Photo of young people in gallery
The opening of 'The Cold Truth' at Radiant Gallery, an Effervescent and Barnardos partnership
Photo: 

Green Beanz (c) Effervescent 2016

Arts organisations have a crucial civic role to play, but need more support if they are to fulfil their potential, a wide-reaching inquiry has concluded. 

The report – the first to emerge from the Calouste Gulbenkian Foundation’s inquiry into the civic role that arts organisations play nationally and in their communities – finds that arts organisations can play a strong ‘connector’ role in local communities.

Arts organisations are partnering with the social sector, public authorities and commercial organisations to co-produce solutions with communities to the problems they face. But, the report warns, this kind of work remains an aspiration for many organisations.

“Our cohort are ambitious but already overstretched,” it says.

The report identifies five metaphors for the roles arts organisations perform in their local communities. It summarises that arts organisations can act as:

  • Colleges – places of learning;
  • Town halls – places of debate;
  • Parks – public space open to everyone;
  • Temples – places which give meaning and provide solace; and
  • Home – a place of safety and belonging.

Over-stretched and under-supported

The report concludes that arts organisations require additional training and support to fulfil these roles, and to communicate the value of what they do. It warns that arts leaders with a strong civic role “appear over-stretched and under-supported”.

Other key issues the report identifies include:

  • Approaches to funding and evaluation that make sustaining civic work difficult, for example short-term project funding that inhibits the development of long-term engagement
  • An arts workforce that does not reflect its communities, and difficulties engaging participants that are representative
  • A lack of a common language and classification system for the civic role, which leaves arts organisations needing support to articulate and communicate the value and importance of the work they do
  • A need for additional training and support for producers, curators and artists to develop the skills needed to co-produce work with communities.

“Truly inspiring”

The report, ‘Rethinking Relationships’, presents the results of research and a consultation, including a literature review, interviews, a survey of arts practitioners and four local area studies. It also contains a series of case studies from organisations based in the UK and around the world, including Battersea Arts Centre, Belarus Free Theatre and Forklift Danceworks, based in Texas, USA.

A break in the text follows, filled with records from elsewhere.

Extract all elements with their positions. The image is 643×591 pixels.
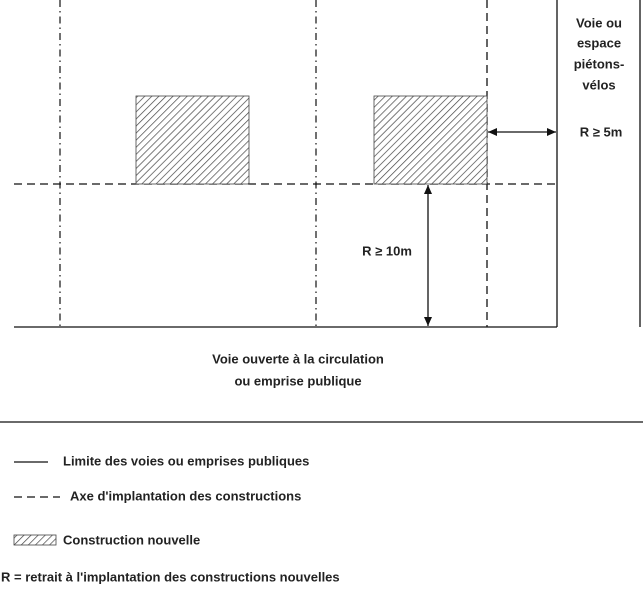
road-label: Voie ouverte à la circulation [212,351,384,366]
side-label: piétons- [574,56,625,71]
legend-note: R = retrait à l'implantation des constru… [1,569,340,584]
building [135,95,250,185]
building [373,95,488,185]
side-label: espace [577,35,621,50]
road-label: ou emprise publique [234,373,361,388]
legend-text: Construction nouvelle [63,532,200,547]
setback-label: R ≥ 10m [362,243,412,258]
side-label: Voie ou [576,15,622,30]
legend-text: Axe d'implantation des constructions [70,488,301,503]
legend-symbol [13,534,57,546]
setback-label: R ≥ 5m [580,124,623,139]
side-label: vélos [582,77,615,92]
legend-text: Limite des voies ou emprises publiques [63,453,309,468]
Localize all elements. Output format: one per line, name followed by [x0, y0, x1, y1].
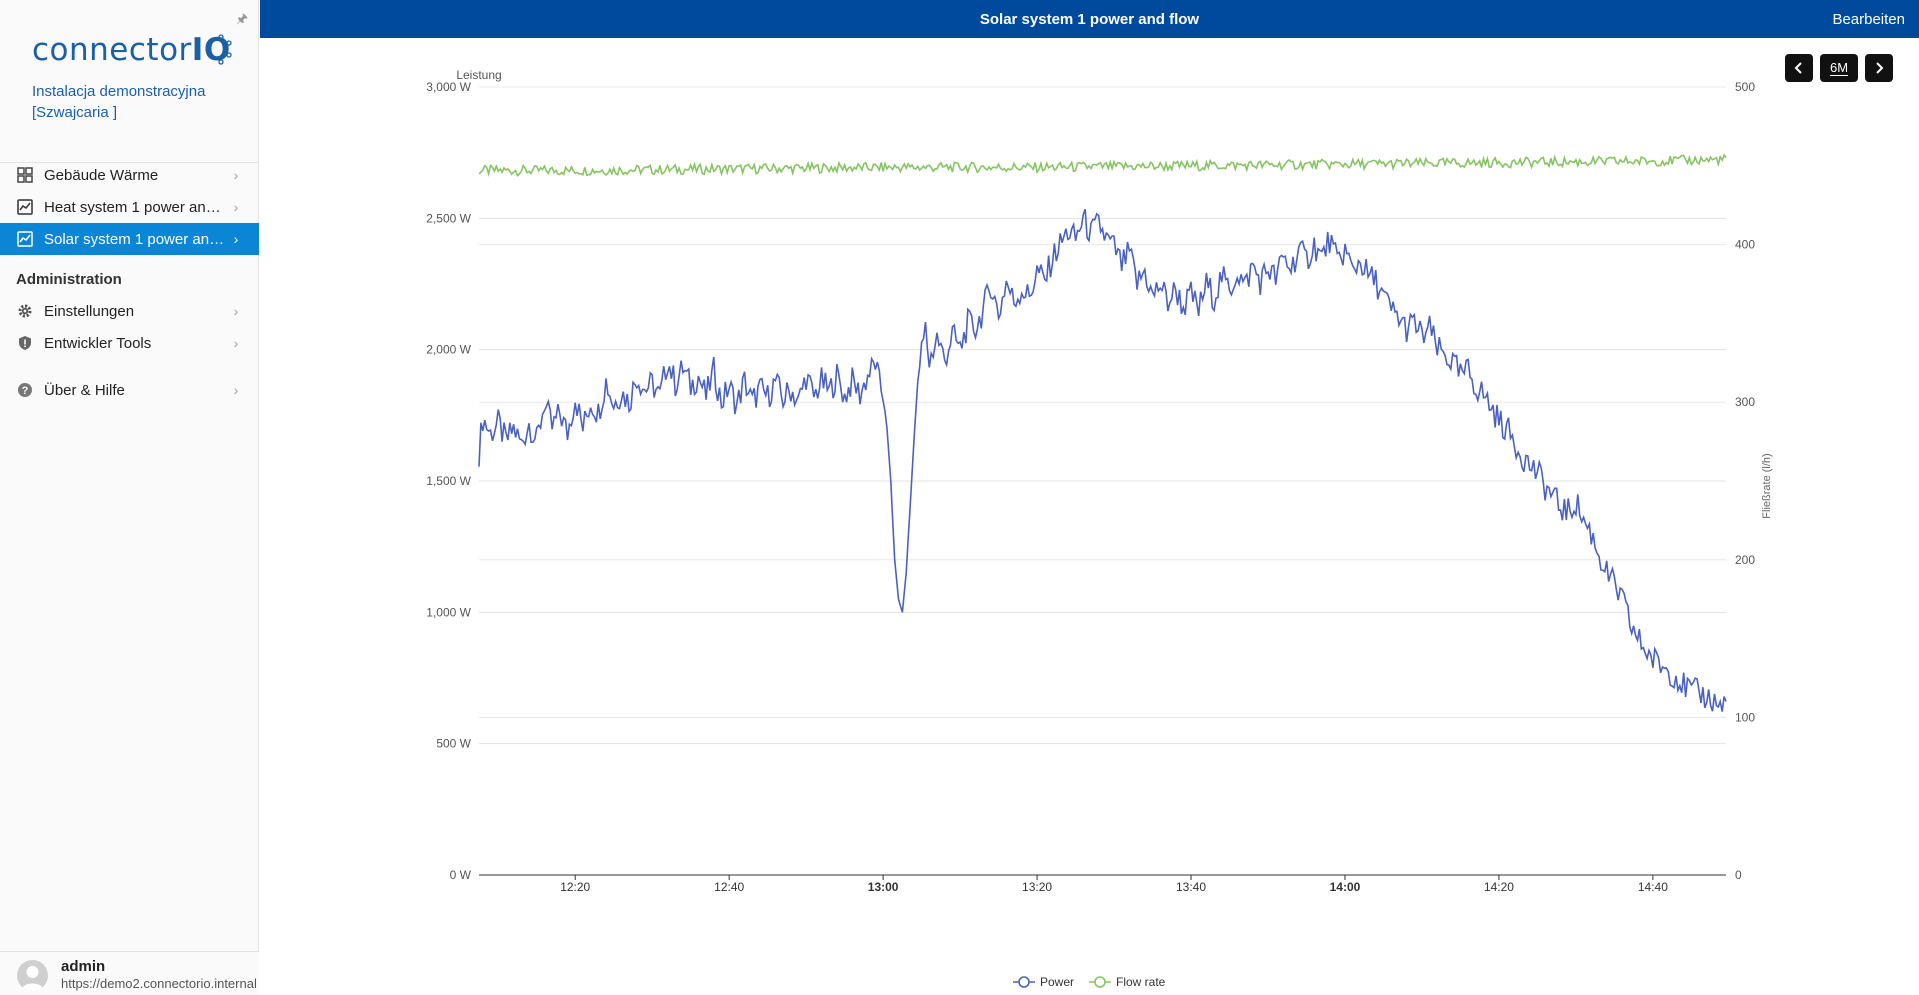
avatar — [17, 960, 48, 991]
left-axis-title: Leistung — [456, 68, 501, 82]
y-right-tick-label: 500 — [1735, 80, 1755, 94]
chevron-right-icon: › — [233, 303, 239, 319]
app-logo[interactable]: connectorIO — [32, 32, 232, 68]
administration-heading: Administration — [16, 271, 122, 288]
chart-series — [478, 153, 1727, 712]
series-power-line — [478, 208, 1727, 712]
sidebar-item-gebaeude-waerme[interactable]: Gebäude Wärme › — [0, 159, 259, 191]
y-left-tick-label: 0 W — [450, 868, 472, 882]
logo-text: connector — [32, 32, 192, 68]
series-flow-rate-line — [478, 153, 1727, 177]
sidebar-item-label: Gebäude Wärme — [44, 166, 159, 184]
legend-symbol-marker — [1018, 976, 1030, 988]
y-left-tick-label: 2,500 W — [426, 211, 471, 225]
sidebar-item-label: Entwickler Tools — [44, 334, 152, 352]
chevron-right-icon: › — [233, 382, 239, 398]
chevron-left-icon — [1794, 62, 1802, 74]
chevron-right-icon: › — [233, 167, 239, 183]
chevron-right-icon: › — [233, 231, 239, 247]
x-tick-label: 12:20 — [560, 880, 590, 894]
next-period-button[interactable] — [1865, 54, 1893, 82]
x-axis: 12:20 12:40 13:00 13:20 13:40 14:00 14:20 14:40 — [479, 874, 1726, 894]
time-range-button[interactable]: 6M — [1820, 54, 1858, 82]
chart-grid — [479, 86, 1726, 745]
y-right-tick-label: 200 — [1735, 553, 1755, 567]
logo-circuit-icon — [218, 34, 232, 65]
previous-period-button[interactable] — [1785, 54, 1813, 82]
logo-io-text: IO — [191, 32, 231, 68]
y-right-tick-label: 0 — [1735, 868, 1742, 882]
legend-symbol-marker — [1094, 976, 1106, 988]
sidebar-item-heat-system[interactable]: Heat system 1 power and flow › — [0, 191, 259, 223]
y-left-tick-label: 500 W — [436, 737, 471, 751]
sidebar: 🖈 connectorIO Instalacja demonstracyjna … — [0, 0, 259, 995]
y-right-tick-label: 100 — [1735, 710, 1755, 724]
user-name: admin — [61, 958, 106, 975]
gear-icon — [16, 302, 34, 320]
x-tick-label: 12:40 — [714, 880, 744, 894]
y-left-tick-label: 2,000 W — [426, 343, 471, 357]
x-tick-label: 14:00 — [1330, 880, 1361, 894]
x-tick-label: 13:20 — [1022, 880, 1052, 894]
legend-label: Flow rate — [1116, 975, 1166, 989]
right-axis-title: Fließrate (l/h) — [1761, 453, 1773, 518]
x-tick-label: 13:40 — [1176, 880, 1206, 894]
site-name: Instalacja demonstracyjna [Szwajcaria ] — [32, 83, 206, 121]
sidebar-item-label: Heat system 1 power and flow — [44, 198, 229, 216]
page-title: Solar system 1 power and flow — [979, 11, 1200, 28]
x-tick-label: 14:20 — [1484, 880, 1514, 894]
sidebar-item-label: Einstellungen — [44, 302, 135, 320]
y-left-tick-label: 3,000 W — [426, 80, 471, 94]
chevron-right-icon: › — [233, 199, 239, 215]
user-profile[interactable]: admin https://demo2.connectorio.internal — [0, 951, 259, 995]
left-axis-ticks: 0 W 500 W 1,000 W 1,500 W 2,000 W 2,500 W 3,00… — [426, 80, 471, 882]
time-range-label: 6M — [1829, 59, 1849, 76]
pin-icon[interactable]: 🖈 — [236, 11, 249, 26]
nav-divider — [0, 162, 259, 163]
dashboard-grid-icon — [16, 166, 34, 184]
x-tick-label: 14:40 — [1638, 880, 1668, 894]
legend-label: Power — [1040, 975, 1074, 989]
edit-button[interactable]: Bearbeiten — [1832, 11, 1905, 28]
x-tick-label: 13:00 — [868, 880, 899, 894]
sidebar-item-label: Solar system 1 power and flow — [44, 230, 229, 248]
y-left-tick-label: 1,500 W — [426, 474, 471, 488]
svg-text:?: ? — [22, 385, 29, 397]
chart-icon — [16, 230, 34, 248]
chevron-right-icon: › — [233, 335, 239, 351]
power-flow-chart[interactable]: Leistung Fließrate (l/h) 0 W 500 W 1,000 W… — [260, 38, 1919, 995]
chevron-right-icon — [1876, 62, 1884, 74]
y-right-tick-label: 300 — [1735, 395, 1755, 409]
y-left-tick-label: 1,000 W — [426, 605, 471, 619]
top-bar: Solar system 1 power and flow Bearbeiten — [260, 0, 1919, 38]
sidebar-item-ueber-hilfe[interactable]: ? Über & Hilfe › — [0, 374, 259, 406]
help-icon: ? — [16, 381, 34, 399]
right-axis-ticks: 0 100 200 300 400 500 — [1735, 80, 1755, 882]
user-url: https://demo2.connectorio.internal — [61, 976, 257, 991]
chart-legend: Power Flow rate — [1013, 975, 1166, 989]
sidebar-item-einstellungen[interactable]: Einstellungen › — [0, 295, 259, 327]
shield-icon — [16, 334, 34, 352]
y-right-tick-label: 400 — [1735, 238, 1755, 252]
chart-icon — [16, 198, 34, 216]
sidebar-item-label: Über & Hilfe — [44, 381, 125, 399]
sidebar-item-solar-system[interactable]: Solar system 1 power and flow › — [0, 223, 259, 255]
sidebar-item-entwickler-tools[interactable]: Entwickler Tools › — [0, 327, 259, 359]
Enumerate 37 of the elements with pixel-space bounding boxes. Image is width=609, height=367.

Andrew Barnett, Director of the UK Branch of the Calouste Gulbenkian Foundation, said that as funding for public facilities such as libraries and parks has decreased, arts organisations have stepped in and are providing space for communities “to come together, to learn, debate and celebrate what makes them unique”.

“Some of the examples of arts organisations work we have come across during our research have been truly inspiring,” he added.

One case study shared in the report is Plymouth-based Effervescent, which works with vulnerable children and young people to make art for the public. Its projects have included an exhibition produced with sexual abuse survivors, which attracted around 20,000 people during its 13-week run and helped increase the confidence of its participants.

A contested term

The term ‘civic role’ was contested during the consultation and the report addresses this.

“Our intention has never been to redirect arts organisations from their primary purpose of
producing work of artistic excellence,” the report says. “But we do want to help them to maintain their relevance, meet their potential as actors in the public sphere and increase their impact.”

Rather than defining the term ‘civic role’, the researchers present a set of principles that they found civically engaged arts organisations have in common. They are inviting feedback on these.

The report says civically engaged arts organisations are “dedicated to artistic excellence and fostering individual creativity”. They put communities at the heart of their practice and integrate their community work with their artistic programmes.

Themes of ‘everyday creative’ and ‘cultural democracy’ – which were recently championed by a King’s College London report – emerge strongly in the report. Many of the case studies describe approaches based on co-production and helping non-professionals develop creative skills.

One section of the report is dedicated to tracing the long history of arts organisations engaging with their civic role. The researchers see this as having begun with a concern for widening access through the development of education and community work, and continued with work which “engages communities in creating content that reflects social, environmental and economic issues”.

A three-phase inquiry

The research has been undertaken by the Calouste Gulbenkian Foundation in partnership with KCL, the Institute of Cultural Capital, What Next?, and the RSA.

The report marks the end of the first of three phases of the inquiry, which was launched last year, and set out to increase awareness of the civic role that arts organisations play, identify ‘next practice’, and issue recommendations on how policy change and practical support can strengthen this role.

With a focus on publicly funded arts in England, it responds to a number of social, economic and environmental trends, including how technology is changing the way people consume culture; funding cuts; increasing inequality; and the “growing disillusionment with conventional politics”. The political events of the past year have, the report says, made the inquiry “even more salient”.

The second phase of the inquiry, which will run over the summer and autumn, will look in more detail at public policy, funding, capacity building and how the development of civically engaged practice can be supported. The Foundation is currently inviting feedback on these areas.

The final phase of the inquiry will result in a blueprint to grow the arts sector’s civic role across communities. The final report is due to be published in 2019.